Page 74
Story: Lies He Told Me
SEVENTY
“OKAY, KYLE, WE DID what you asked.” One of the surgeons, whose younger brother Kyle went to high school with, hands him a plastic dish. “The bullet.”
“Thanks.”
“And we left him intact. Whatever you guys are looking for, under his nails or cuts or abrasions or whatever — we kept him as pristine as possible.”
Kyle nods. “How’s it looking for him?”
The surgeon’s eyebrows rise. “Tough sledding. Odds are against survival, much less functionality.”
Kyle puts on a pair of rubber gloves, turns to Officer Risely, his best forensic officer, who is also putting on gloves.
“We need to clean him up for the family,” says the doctor.
“I got you. Shouldn’t take us more than a half hour or so.”
Kyle and Officer Risely enter the room. Kyle tries to remain clinical, pushing away any thoughts he might have about David and Marcie. But personal or not, part of the job or not, it’s never easy to see someone lying with tubes coming out of his nose and mouth, IVs in his neck and arms, machines expanding and contracting, whistling and buzzing.
Ginny goes to work on David’s left hand while Kyle looks him over. The nurses and doctors and surgeons did as he asked, cleaned him up as little as possible. David has significant bloodstains caked on his forearms and hands. Otherwise, most of the blood is limited to the regions below the waist, where the injury occurred, and David’s backside, as the pool of blood spread beneath him on the concrete.
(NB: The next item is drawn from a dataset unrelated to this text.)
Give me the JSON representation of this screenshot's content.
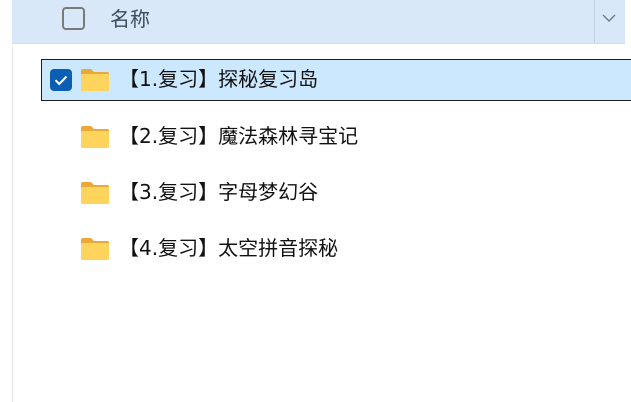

And one small spot of blood above David’s left eye.
“Okay, Ginny, let’s start with prints. Get as many as possible.”
“Sure thing, Sarge. I’ll probably have to clean off his hands. Want me to look under his fingernails before I do that?”
“No, that’s okay. There wasn’t that kind of contact. Go ahead and clean his fingers if you need to. Whatever it takes for a good print.”
He steps back, lets Ginny do her work. Like most people who’ve been grievously wounded, David looks almost like a different person lying in that bed, all color removed from his face. Were it not for his chest expanding and contracting, in fact, he’d look like someone who’d already died.
Marcie, he thinks. Boy, has her life taken a sudden turn for the worse .
“And then one more thing, Ginny,” he says. “When you’re done with prints, let’s maybe get a couple of samples for DNA.”
Yes, he knows Blair already plans to do the DNA testing at the FBI offices. But no reason why he should miss the chance to collect a few more, just in case.
Prints and DNA, ballistics on the bullet — he’s going to make sure HGPD does its part of this case right.